2. Harga Pembelian Tenaga Listrik
Mengatur mengenai ketentuan Harga Pembelian Tenaga Listrik berupa:
a. Harga Patokan Tertinggi secara staging (2 tahap) tanpa eskalasi dengan faktor lokasi berlaku yang berlaku pada staging 1 untuk semua kapasitas pembangkit, untuk jenis Pembangkit Listrik Tenaga Air; Panas Bumi; Surya; Bayu; Biomassa; Biogas; Ekspansi; dan excess power; serta
b. Harga Kesepakatan untuk jenis Pembangkit Listrik Tenaga Bahan Bakar Nabati, Energi Laut; dan Peaker.
3. Pelaksanaan Pembelian Tenaga Listrik
Mengatur mengenai ketentuan pembelian tenaga listrik dengan mekanisme:
a. Penunjukan langsung untuk semua kapasitas pembangkit:
- PLTA/M/MH Waduk (berlaku sebagai penugasan)
- PLTP (berlaku sebagai penugasan)
- PLT Hibah (berlaku sebagai penugasan)
- Ekspansi PLTA, PLTP, PLTS Fotovoltaik, PLTB, PLTBm, PLTBg
- Excess power dari PLTA, PLTP, PLTBm dan PLTBg;
b. Pemilihan langsung untuk: PLTA, PLTS Fotovoltaik, PLTB, PLTBm PLTBg, PLT BBN dan PLT Energi Laut untuk semua kapasitas pembangkit.
4. Perjanjian Jual Beli Listrik
Mengatur mengenai ketentuan Perjanjian Jual Beli Listrik antara Badan Usaha yang telah ditetapkan sebagai pemenang pemilihan langsung atau penunjukan langsung dengan PT PLN (Persero).
5. Dukungan Pemerintah
Mengatur mengenai ketentuan dukungan Pemerintah dari Menteri Energi dan Sumber Daya Mineral, Menteri Keuangan, Menteri Agraria/Pertanahan dan Tata Ruang, Menteri Lingkungan Hidup dan Kehutanan, Menteri Pekerjaan Umum dan Perumahan Rakyat, Menteri Dalam Negeri, Menteri Badan Usaha Milik Negara, Menteri Perindustrian, Menteri Investasi/Kepala Badan Koordinasi Penanaman Modal, dan Pemerintah Daerah.
6. Pembinaan dan Pengawasan
Mengatur mengenai ketentuan Pembinaan dan Pengawasan berupa pelaporan atas pembelian tenaga listrik dan kemajuan pelaksanaan pembangungan pembangkit tenaga listrik berbasis energi terbarukan.
7. Ketentuan Peralihan
Mengatur mengenai ketentuan dan pengaturan untuk kegiatan pengembangan energi terbarukan yang telah eksisting sebelum berlakunya Peraturan Presiden Nomor 112 Tahun 2022.
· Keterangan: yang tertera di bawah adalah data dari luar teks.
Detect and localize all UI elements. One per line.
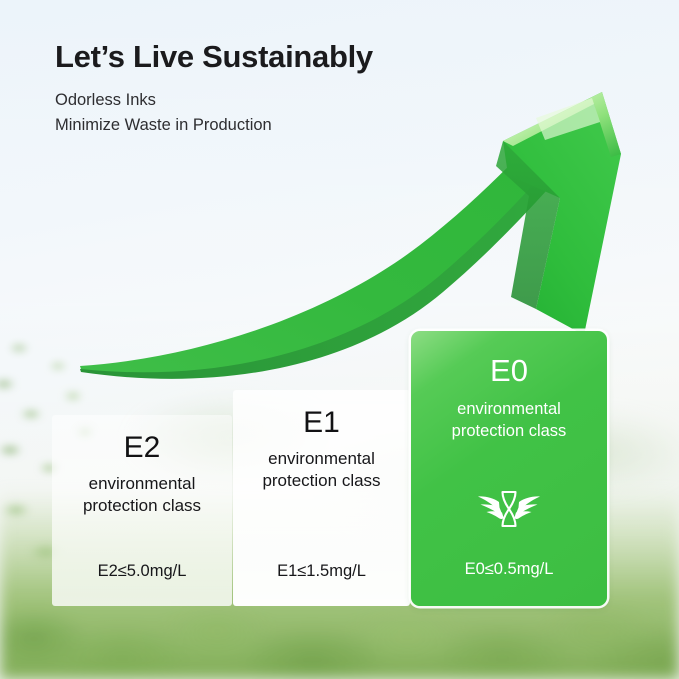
- bar-e0-limit: E0≤0.5mg/L: [464, 560, 554, 578]
- bar-e2-class: environmental protection class: [83, 473, 201, 518]
- winged-hourglass-icon: [478, 490, 540, 528]
- bar-e0-code: E0: [490, 353, 528, 388]
- bar-e2[interactable]: E2 environmental protection class E2≤5.0…: [52, 415, 232, 606]
- bar-e0-class-line-1: environmental: [457, 400, 561, 418]
- subtitle-block: Odorless Inks Minimize Waste in Producti…: [55, 88, 373, 138]
- subtitle-line-2: Minimize Waste in Production: [55, 116, 272, 135]
- bar-e1-code: E1: [303, 406, 340, 439]
- bar-e1[interactable]: E1 environmental protection class E1≤1.5…: [233, 390, 410, 606]
- bar-e0-class: environmental protection class: [452, 399, 567, 443]
- bar-e1-class: environmental protection class: [262, 448, 380, 493]
- bar-e2-class-line-1: environmental: [88, 474, 196, 493]
- page-title: Let’s Live Sustainably: [55, 39, 373, 74]
- heading-block: Let’s Live Sustainably Odorless Inks Min…: [55, 39, 373, 138]
- bar-e1-limit: E1≤1.5mg/L: [277, 562, 366, 580]
- bar-e2-limit: E2≤5.0mg/L: [97, 562, 187, 580]
- bar-e0-class-line-2: protection class: [451, 421, 567, 440]
- bar-e2-class-line-2: protection class: [82, 496, 202, 516]
- bar-e1-class-line-2: protection class: [262, 471, 381, 491]
- bar-e0[interactable]: E0 environmental protection class: [411, 331, 607, 606]
- bar-e2-code: E2: [123, 431, 161, 464]
- subtitle-line-1: Odorless Inks: [55, 91, 156, 110]
- bar-e1-class-line-1: environmental: [268, 449, 375, 468]
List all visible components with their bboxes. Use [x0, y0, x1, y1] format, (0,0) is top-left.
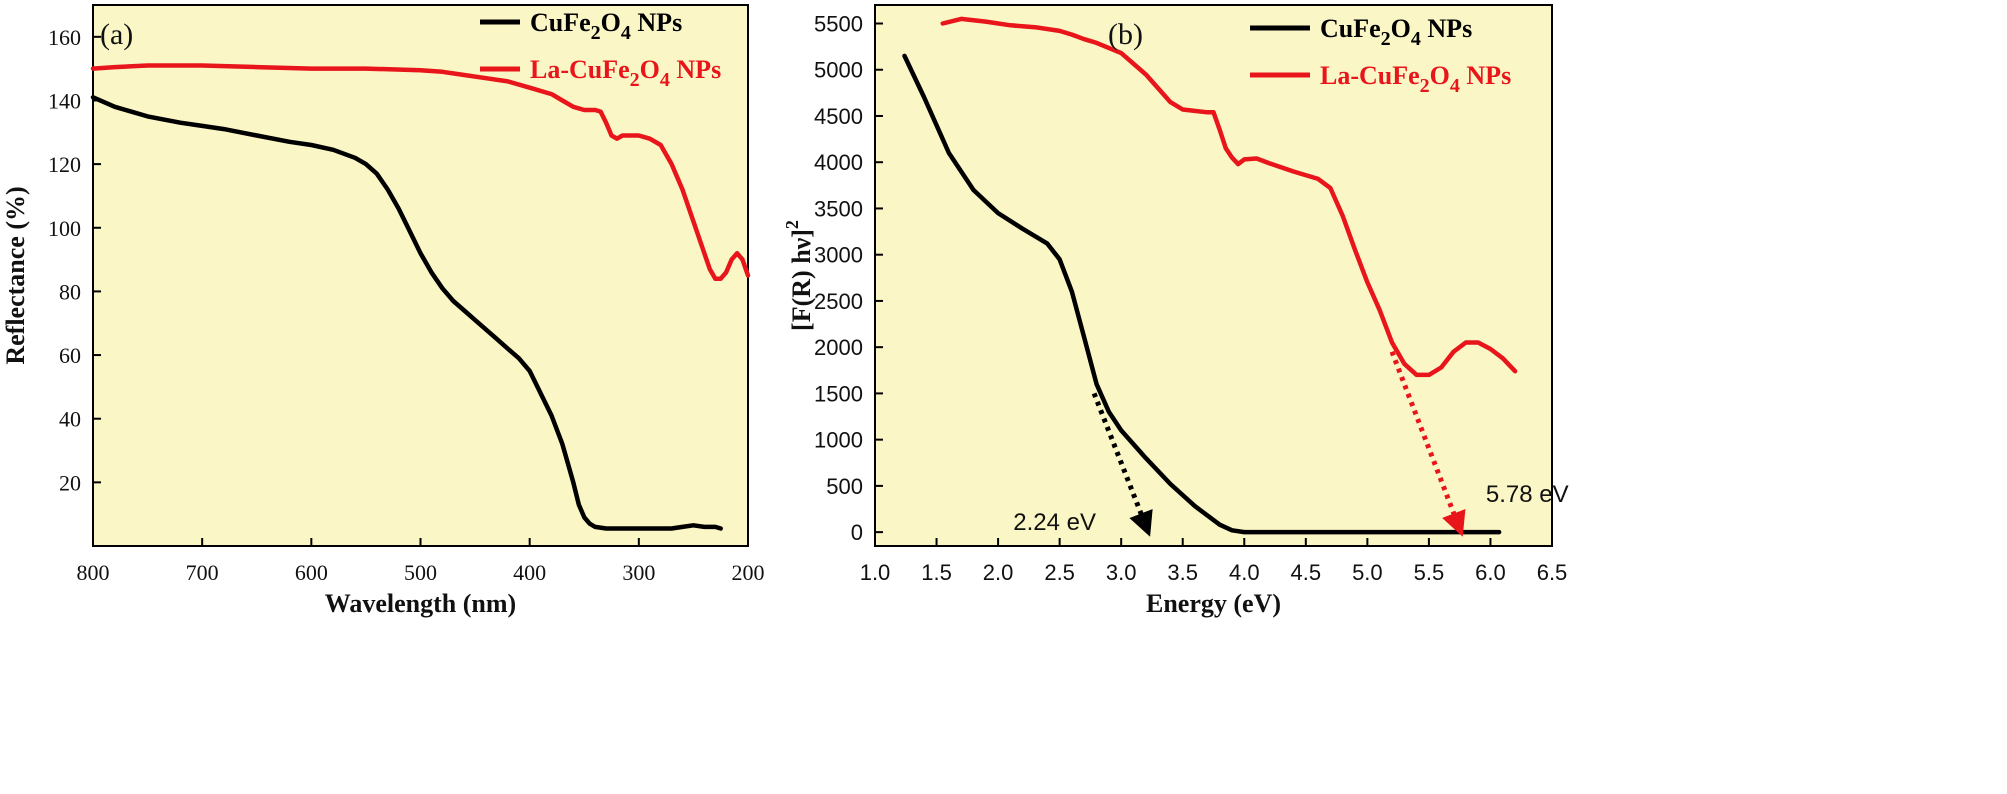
- panel-b-x-tick-label: 1.0: [860, 560, 891, 585]
- panel-a-x-tick-label: 300: [622, 560, 655, 585]
- panel-b-x-tick-label: 5.0: [1352, 560, 1383, 585]
- panel-a-y-tick-label: 60: [59, 343, 81, 368]
- legend-text-tail: NPs: [1421, 14, 1472, 43]
- panel-a-y-tick-label: 140: [48, 88, 81, 113]
- panel-b-y-tick-label: 4500: [814, 104, 863, 129]
- panel-a-x-axis-title: Wavelength (nm): [325, 589, 516, 618]
- panel-b-x-tick-label: 2.0: [983, 560, 1014, 585]
- panel-b-y-axis-title-main: [F(R) hν]: [787, 229, 816, 331]
- legend-text-mid: O: [1391, 14, 1411, 43]
- panel-b-y-tick-label: 5000: [814, 58, 863, 83]
- panel-b-series-cufe2o4-line: [902, 53, 1502, 535]
- panel-b-x-axis-title: Energy (eV): [1146, 589, 1281, 618]
- panel-a-series-cufe2o4-line: [90, 95, 723, 531]
- legend-text-sub1: 2: [1381, 28, 1391, 50]
- panel-a-plot-area: [92, 4, 749, 547]
- panel-b-y-tick-label: 1000: [814, 428, 863, 453]
- panel-a-x-tick-label: 700: [186, 560, 219, 585]
- panel-a-x-tick-label: 800: [77, 560, 110, 585]
- panel-b-chart: 1.0 1.5 2.0 2.5 3.0 3.5 4.0 4.5 5.0 5.5 6.0 6.5 0 500…: [782, 4, 1569, 618]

Menurut Direktur Jenderal Energi Baru, Terbarukan dan Konservasi Energi, Dadan Kusdiana sebagaimana dikutip dalam laman resmi Kementerian ESDM, Selasa (11/10), Perpres 112/2022 ini menjadi regulasi baru yang memperkuat komitmen Pemerintah dalam melaksanakan transisi energi menuju Net Zero Emission (NZE).

"Perpres ini dalam perjalanannnya mengalami beberapa perubahan dari sisi substansinya. Sebelumnya, kita ingin ada acuan harga listrik yang akan dibeli secara single offtaker oleh PLN. Tetapi kemudian menjadi lebih luas dan komprehensif dengan apa yang sedang disusun, dikembangkan, didorong dan dijalankan oleh Pemerintah untuk transisi energi menuju NZE," kata Dadan.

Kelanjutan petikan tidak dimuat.